Голова у него была маленькая, увенчанная густыми локонами, наполовину нависающими над бровями и тонкими ушами, так или иначе напоминавшая классическую вазу, украшенную фалернской листвой.
Ниже колен его голые ноги были так красивы, что смотрелись как руки леди, настолько они были мягкими и округлыми, по-детски лёгкими и изящными. Всё его тело было свободным, прекрасным и расслабленным; он был таким мальчиком, который мог созреть только в неаполитанском винограднике; из тех мальчиков, которых цыгане крадут в младенчестве; таким мальчиком, каких часто рисовал Мурильо, когда ходил среди бедных и изгоев, чтобы их образами очаровывать глаза знатных и богатых господ; из тех мальчиков, какими бывают только андалузские нищие, исполненные поэзии, льющейся из каждой прорехи в одежде.
Его имя было Карло, бедный и одинокий сын земли, у которого не было родителей, который был сметён океаном жизни, как брызги морской пены во время бури.
Несколько месяцев назад он сошёл с корабля из Мессины в Принцевом доке со своим ручным органом и ходил по улицам Ливерпуля, наигрывая солнечные мелодии южных ущелий среди северных туманов и дождей. И теперь, накопив достаточно средств, чтобы заплатить за пересечение Атлантики, он снова взошёл на борт судна, чтобы поискать своё счастье в Америке.
Сначала Гарри поговорил с мальчиком.
«Карло, – спросил Гарри, – ну и как ты преуспел в Англии?» Он раскинулся на старом развёрнутом парусе на баркасе, забросив назад свою испачканную кепку с кисточкой и поглаживая одну ногу, как ребёнок, подумал и ответил на своём жаргонном английском – это походило на смесь крепкого портвейна с каким-то восхитительным сиропом, сказав ему: «Ах! Я вполне преуспеваю! Ведь у меня есть мелодии для молодых и старых, весёлые и печальные. У меня есть марш для молодых военных, и любовные мелодии для леди, и торжественная музыка для стариков. Я никогда не привлекаю толпу, но я вижу по их лицам, какие мелодии им больше всего по нраву, я никогда не останавливаюсь перед домом, но я сужу по его портику о том, за какую именно мелодию мне скорее бросят немного серебра. И я всегда перехожу от печальной мелодии к весёлой и от весёлой к печальной, и богатым всегда больше нравится печаль, а бедным – веселье».
«Но разве ты иногда не встречаешься и не пересекаешься с раздражительными стариками, – сказал Гарри, – которым место, где ты играешь, нравится больше, чем твоя музыка?»
«Да, иногда, – сказал Карло, играя своей ногой, – иногда».
«И затем, зная ценность тишины для беспокойных людей, я предполагаю, что ты никогда не оставлял их менее, чем за шиллинг?»
«Нет, – продолжал мальчик, – я люблю мой орган, как себя самого, для меня он единственный друг, бедный орган!

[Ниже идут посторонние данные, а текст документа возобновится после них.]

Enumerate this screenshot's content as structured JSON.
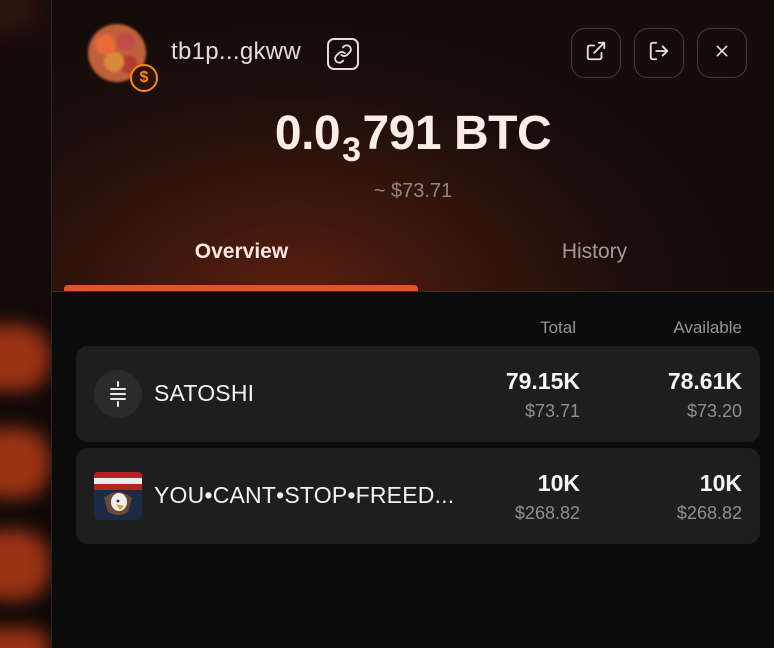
{
  "header": {
    "address": "tb1p...gkww",
    "balance_main": "0.0",
    "balance_sub": "3",
    "balance_tail": "791",
    "balance_unit": "BTC",
    "fiat": "~ $73.71"
  },
  "tabs": [
    {
      "label": "Overview",
      "active": true
    },
    {
      "label": "History",
      "active": false
    }
  ],
  "columns": {
    "total": "Total",
    "available": "Available"
  },
  "assets": [
    {
      "name": "SATOSHI",
      "total": "79.15K",
      "total_fiat": "$73.71",
      "available": "78.61K",
      "available_fiat": "$73.20"
    },
    {
      "name": "YOU•CANT•STOP•FREED...",
      "total": "10K",
      "total_fiat": "$268.82",
      "available": "10K",
      "available_fiat": "$268.82"
    }
  ],
  "colors": {
    "accent": "#e0532c",
    "badge": "#f08a1a",
    "card": "#1e1e1e"
  },
  "icons": [
    "link-icon",
    "external-link-icon",
    "logout-icon",
    "close-icon",
    "satoshi-token-icon"
  ]
}
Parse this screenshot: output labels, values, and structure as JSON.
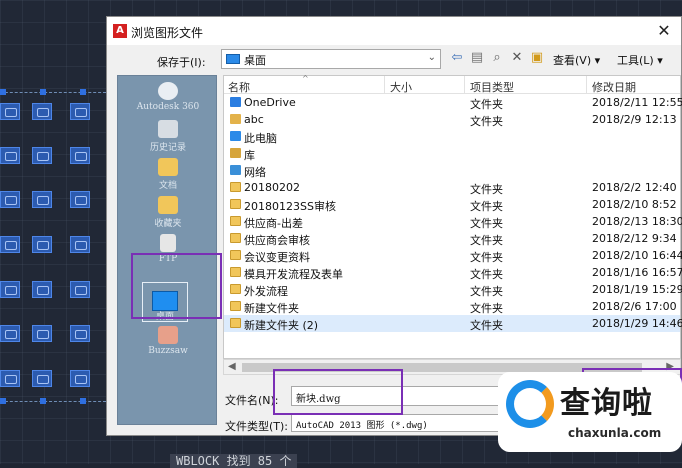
{
  "dialog": {
    "title": "浏览图形文件",
    "close_glyph": "✕",
    "app_icon_letter": "A"
  },
  "toolbar": {
    "save_in_label": "保存于(I):",
    "location_value": "桌面",
    "location_arrow": "⌄",
    "views_label": "查看(V) ▾",
    "tools_label": "工具(L) ▾",
    "icons": [
      "back-arrow-icon",
      "up-folder-icon",
      "search-web-icon",
      "delete-icon",
      "new-folder-icon"
    ],
    "back_glyph": "⇦",
    "up_glyph": "▤",
    "search_glyph": "⌕",
    "delete_glyph": "✕",
    "newfolder_glyph": "▣"
  },
  "places": [
    {
      "label": "Autodesk 360",
      "icon": "cloud-icon"
    },
    {
      "label": "历史记录",
      "icon": "history-icon"
    },
    {
      "label": "文档",
      "icon": "documents-icon"
    },
    {
      "label": "收藏夹",
      "icon": "favorites-icon"
    },
    {
      "label": "FTP",
      "icon": "ftp-icon"
    },
    {
      "label": "桌面",
      "icon": "desktop-icon"
    },
    {
      "label": "Buzzsaw",
      "icon": "buzzsaw-icon"
    }
  ],
  "columns": {
    "name": "名称",
    "size": "大小",
    "type": "项目类型",
    "date": "修改日期"
  },
  "files": [
    {
      "name": "OneDrive",
      "type": "文件夹",
      "date": "2018/2/11 12:55",
      "icon": "onedrive-icon"
    },
    {
      "name": "abc",
      "type": "文件夹",
      "date": "2018/2/9 12:13",
      "icon": "user-folder-icon"
    },
    {
      "name": "此电脑",
      "type": "",
      "date": "",
      "icon": "computer-icon"
    },
    {
      "name": "库",
      "type": "",
      "date": "",
      "icon": "library-icon"
    },
    {
      "name": "网络",
      "type": "",
      "date": "",
      "icon": "network-icon"
    },
    {
      "name": "20180202",
      "type": "文件夹",
      "date": "2018/2/2 12:40",
      "icon": "folder-icon"
    },
    {
      "name": "20180123SS审核",
      "type": "文件夹",
      "date": "2018/2/10 8:52",
      "icon": "folder-icon"
    },
    {
      "name": "供应商-出差",
      "type": "文件夹",
      "date": "2018/2/13 18:30",
      "icon": "folder-icon"
    },
    {
      "name": "供应商会审核",
      "type": "文件夹",
      "date": "2018/2/12 9:34",
      "icon": "folder-icon"
    },
    {
      "name": "会议变更资料",
      "type": "文件夹",
      "date": "2018/2/10 16:44",
      "icon": "folder-icon"
    },
    {
      "name": "模具开发流程及表单",
      "type": "文件夹",
      "date": "2018/1/16 16:57",
      "icon": "folder-icon"
    },
    {
      "name": "外发流程",
      "type": "文件夹",
      "date": "2018/1/19 15:29",
      "icon": "folder-icon"
    },
    {
      "name": "新建文件夹",
      "type": "文件夹",
      "date": "2018/2/6 17:00",
      "icon": "folder-icon"
    },
    {
      "name": "新建文件夹 (2)",
      "type": "文件夹",
      "date": "2018/1/29 14:46",
      "icon": "folder-icon",
      "selected": true
    }
  ],
  "scroll": {
    "left_glyph": "◀",
    "right_glyph": "▶"
  },
  "filename": {
    "label": "文件名(N):",
    "value": "新块.dwg"
  },
  "filetype": {
    "label": "文件类型(T):",
    "value": "AutoCAD 2013 图形 (*.dwg)"
  },
  "command_line": "WBLOCK 找到 85 个",
  "watermark": {
    "title": "查询啦",
    "url": "chaxunla.com"
  },
  "colors": {
    "highlight": "#7a2fb5",
    "selection": "#dcebfc",
    "places_bg": "#7a95ad"
  }
}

Он поёт мне, когда я грустен, и приветствует меня, и я никогда не играю перед домом, чтобы не получать нарочно плату за то, чтобы закончить, это не моё, не так ли, бедный орган?» – поглядев вниз через люк, где тот находился.
«Нет, я никогда этого не делал и никогда не буду делать, даже когда голодаю, ведь когда люди отгоняют меня, я не думаю, что мой орган виноват, а виноваты они сами, поскольку музыкальные каналы у таких людей сломаны и проржавели так, что музыку уже нельзя вдохнуть в их души».
«Но, возможно, Карло, что не такую музыку, как твою», – сказал Гарри со смехом.
«Ах! Тут ошибка. Хотя мой орган так же полон мелодий, как улей полон пчёл, всё же ни один орган не способен создать музыку в немузыкальной груди: не больше, чем могут мои родные ветры, когда они дуют на арфу без аккордов».
Следующий день был безмятежным и восхитительным, и вечером, когда судно лишь слегка трепетало под воздействием нежного, но всё же устойчивого бриза, и бедные эмигранты, освобождённые от своих последних страданий, собрались на палубе, Карло внезапно поднялся со своего сидения, спустился вниз и при помощи эмигрантов вернулся со своим органом. Здесь музыка – священна, и музыкальные инструменты, пусть и скромные, будут любимы и уважаемы. Независимо от того, что сделала, или действительно делает, или может сделать музыка, она должна считаться священной, как золотая уздечка лошади персидского шаха и золотой молоток, которым прибивают его копыта. Музыкальные инструменты должны походить на серебряные щипцы, при помощи которых первосвященники ухаживают за иудейскими алтарями – чтобы никогда не трогать их светской рукой. Тот, кто повредит простейшую свирель Пана, подумав, что задевает изгородь у нищего, тот оскорбит самого бога мелодий.